# Math Help - Geometry: Porportions and Area of regular Polygons -Help!

1. ## Geometry: Porportions and Area of regular Polygons -Help!

Hey im new here and I need some math help FAST!

Is there anyone who can solve these and show the work?
Im kind of confused...

Sorry if its sloppy,

<Drumm3r>

2. just to clarify:

in the first question what are you trying to find? the area of the large figure minues the area of the small figure?

3. if the polygons are regular then the distance from the vertices to the center are equal

further you can solve for the angle between the line segment joining the vertices and the center

edit: (this is the angle at the center that is contained by the two line segments)
for the pentagon the angle would be 360/5 in degrees
and for the hexagon the angle would be 360/6 degrees

from here you can use trigonometric ratios, pythagorean theorem and area formula for triangles to solve for the area of each

in the second one you have the square with length of center to vertices is 8
this makes 4 isosceles triangles with angles 45, 45, 90
you can find the angles that are 90 by doing a similar trick as above: 360/4

so you have a right triangle with length 8 and 8 and you can solve for the hypotenuse to get the length of one side of the square: thus you can get the area

the area of the circle is (pi)(r squared)

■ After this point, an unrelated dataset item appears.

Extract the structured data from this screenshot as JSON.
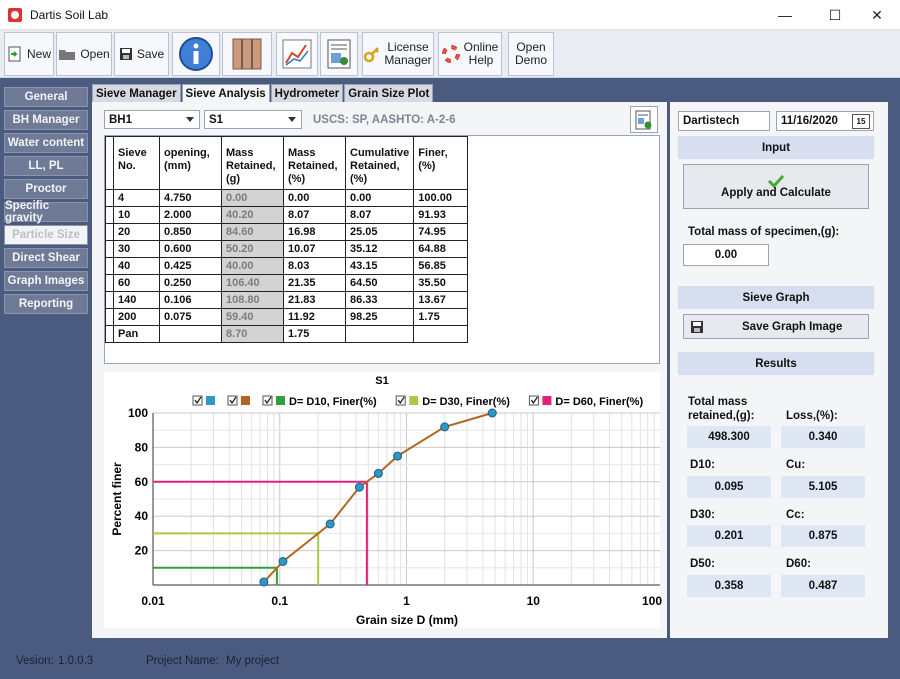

you can find the probability of hitting the square by doing the ratio of the square area to the triangle area

area square/area triangle x 100 = %
then you can find the probability of hitting the shaded area by taking 100% - the calculated probablity of hitting the square

i hope this helps in some way or another

4. For the first one, just both area's of both figures...

like the area of the small one is : x
and the area of the big polygon is : x

I could finish the problem from there...

+rep to you, since you helped...

<Drumm3r>

5. Probability of hitting the shaded region is proportional to the area. So take the ratio of the areas.

For starters, the side of the square is $8\sqrt2$ by Pythogorus theorem.